Un deuxième élément est le fait que notre budget est devenu beaucoup plus tributaire de l’évolution des marchés financiers ces dernières années. Nous avons un capital de 1,5 milliard mais notre budget de fonctionnement ne dépasse pas 144 millions par an. Dont 9,8 millions que nous recevons de la Loterie nationale. Ce montant est acquis, mais il représente une portion beaucoup plus réduite de notre budget total que par le passé. La gestion financière revêt donc une grande importance. Même si je trouve aussi qu’il ne faut jamais perdre de vue ce qui nous pousse à agir. C’est quand le climat financier se complique que nous devons essayer d’aider davantage d’organisations et d’individus. Il sera plus compliqué de maintenir cet objectif durant les années à venir. Plus on grandit, plus il y a de règles en matière de gestion des risques. Pourtant, ces règles n’offrent aucune garantie.

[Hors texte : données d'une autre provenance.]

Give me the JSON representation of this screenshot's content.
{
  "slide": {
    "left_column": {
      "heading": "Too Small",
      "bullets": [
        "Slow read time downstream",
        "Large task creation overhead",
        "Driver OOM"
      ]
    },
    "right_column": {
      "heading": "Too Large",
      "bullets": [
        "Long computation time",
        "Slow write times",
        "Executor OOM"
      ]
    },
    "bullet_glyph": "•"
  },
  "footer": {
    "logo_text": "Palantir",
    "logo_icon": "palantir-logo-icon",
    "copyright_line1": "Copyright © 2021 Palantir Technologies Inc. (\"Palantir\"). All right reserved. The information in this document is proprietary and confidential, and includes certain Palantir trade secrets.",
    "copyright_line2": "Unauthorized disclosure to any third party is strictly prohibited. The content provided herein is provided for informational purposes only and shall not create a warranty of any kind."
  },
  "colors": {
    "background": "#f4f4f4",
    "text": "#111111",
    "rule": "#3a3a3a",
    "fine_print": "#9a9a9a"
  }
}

Au fil des ans, les fonds que nous avons reçus nous ont permis d’élargir nos niches.
Les scandales chez Let’s go urban et au Samusocial sont d’autres exemples de dysfonctionnement. Ont-ils eu des répercussions sur les fonds dont vous bénéficiez?
Si les philanthropes et des fondations comme la nôtre ne peuvent plus prendre le risque de soutenir des initiatives sociales, qui pourra le faire? Un scandale ne démontre pas que toutes les associations caritatives fonctionnent mal. L’écrivain néerlandais Rutger Bregman n’a-t-il pas intitulé un de ses livres Humanité: une histoire optimiste? Dans notre pays, les abus finissent toujours par remonter à la surface. Les gens le savent. Notre système de jurys et de comités de gestion crée toujours de la confiance. Mais bien entendu, il est regrettable que de telles scandales entachent la réputation du secteur social.
Enfin, le covid a également eu un effet positif ces dernières années. De nombreuses entreprises au rayonnement international nous ont approchés pour mettre des projets sur pied à l’étranger. Nous avons notamment été contactés par Sofina, Cartamundi, BNP Paribas Fortis, Decathlon et UCB. Pour le reste, nous restons tributaires des héritages et nous avons l’avantage d’être one-stop-shop. On peut s’adresser à nous autant pour des objectifs locaux dans le Limbourg que pour un projet en Amérique latine.